What is the central skill set that you should look for in a data scientist? Obviously you need a mathematician, or at least someone with an advanced mathematics background, but what are the attributes of a recruit who will have the overall set of personal assets to make an effective big data analyst? Is it easier and more effective to just hire a recruiting firm, or try to fill your data scientist needs with an in-house effort? This is the first time I've had any input in the hiring of a data scientist, and I'm a little surprised at how much competition there is for mathematicians at the moment.

Hi ncharles,

Here's a link to the Data Scientist category on Simply Hired. You can find many job descriptions and requirements listed here for real Data Scientist jobs.

I think that's a great place to start since you can see what actual companies are looking for right now.

I knew that big data was here in a big way when I heard a two day piece on NPR about it.  It is like scouting professional athletes to identify and recruit the creme of the data scientist crop.  The best data scientists are not necessarily "just" a mathematician.  To quote DJ Patil from Greylock Partners, you are looking for a reare breed, "someone with a brian for math, finesse with computers, the eyes of an artist and more."  Companies are opening branches in the college towns of universities with outstanding math programs just to recruit the best candidates.  Cataphora opened an office in Ann Arbor to recruit graduates from Michigan's math department, for example.  There is a lot of competition out there for the most talented prospects, so there is one thing I think you can count on - you will have to offer a nice fat paycheck to your recruit, whether you find him yourself or hire a recruiting firm to do it.     

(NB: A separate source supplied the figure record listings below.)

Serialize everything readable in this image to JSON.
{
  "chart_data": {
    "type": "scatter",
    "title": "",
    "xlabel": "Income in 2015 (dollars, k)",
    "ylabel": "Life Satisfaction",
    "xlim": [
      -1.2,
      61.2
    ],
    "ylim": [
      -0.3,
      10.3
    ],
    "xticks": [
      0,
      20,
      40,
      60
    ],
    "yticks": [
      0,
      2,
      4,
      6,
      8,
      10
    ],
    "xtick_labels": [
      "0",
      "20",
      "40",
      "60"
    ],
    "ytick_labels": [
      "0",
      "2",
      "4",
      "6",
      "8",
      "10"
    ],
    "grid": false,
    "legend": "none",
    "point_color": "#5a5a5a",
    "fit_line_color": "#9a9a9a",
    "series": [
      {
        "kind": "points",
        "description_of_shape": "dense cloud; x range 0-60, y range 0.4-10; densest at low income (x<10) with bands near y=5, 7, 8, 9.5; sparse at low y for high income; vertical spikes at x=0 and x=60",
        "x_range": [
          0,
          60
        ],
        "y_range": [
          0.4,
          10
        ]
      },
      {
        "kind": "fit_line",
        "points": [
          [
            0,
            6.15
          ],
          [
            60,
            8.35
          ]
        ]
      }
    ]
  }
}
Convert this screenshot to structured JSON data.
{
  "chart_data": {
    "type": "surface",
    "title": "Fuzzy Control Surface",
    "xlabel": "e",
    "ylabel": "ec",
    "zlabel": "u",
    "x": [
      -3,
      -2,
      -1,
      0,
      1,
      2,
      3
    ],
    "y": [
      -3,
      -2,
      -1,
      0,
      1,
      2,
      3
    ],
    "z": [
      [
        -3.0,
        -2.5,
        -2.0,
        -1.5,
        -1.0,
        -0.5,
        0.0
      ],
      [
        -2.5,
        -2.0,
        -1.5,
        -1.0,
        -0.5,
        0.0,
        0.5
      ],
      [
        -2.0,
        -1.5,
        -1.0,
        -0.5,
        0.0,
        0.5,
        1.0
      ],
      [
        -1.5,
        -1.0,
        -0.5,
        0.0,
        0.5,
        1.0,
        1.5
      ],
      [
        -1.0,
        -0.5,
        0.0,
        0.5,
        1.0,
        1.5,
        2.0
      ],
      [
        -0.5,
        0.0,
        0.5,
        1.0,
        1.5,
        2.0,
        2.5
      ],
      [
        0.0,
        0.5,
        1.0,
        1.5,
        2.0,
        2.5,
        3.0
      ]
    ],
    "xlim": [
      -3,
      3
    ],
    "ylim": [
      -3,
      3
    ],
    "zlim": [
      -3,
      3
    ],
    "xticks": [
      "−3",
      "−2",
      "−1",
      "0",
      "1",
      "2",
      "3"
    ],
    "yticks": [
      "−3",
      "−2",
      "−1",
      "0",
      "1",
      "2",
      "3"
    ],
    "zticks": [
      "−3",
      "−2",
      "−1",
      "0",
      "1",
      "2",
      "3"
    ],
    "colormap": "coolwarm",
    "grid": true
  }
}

We've found that there are really two different kinds of Data Scientists... the ones that are using machine learning algorithms and packages like Weka... often a Data Engineer with distributed computing, hadoop, strong scripting, as well as some stats background, and the other ones who are PhD level statisicians trying to achieve even greater lift by implementing better statistical formulas in highly competitive computational environments where you have miliseconds to react in real-time.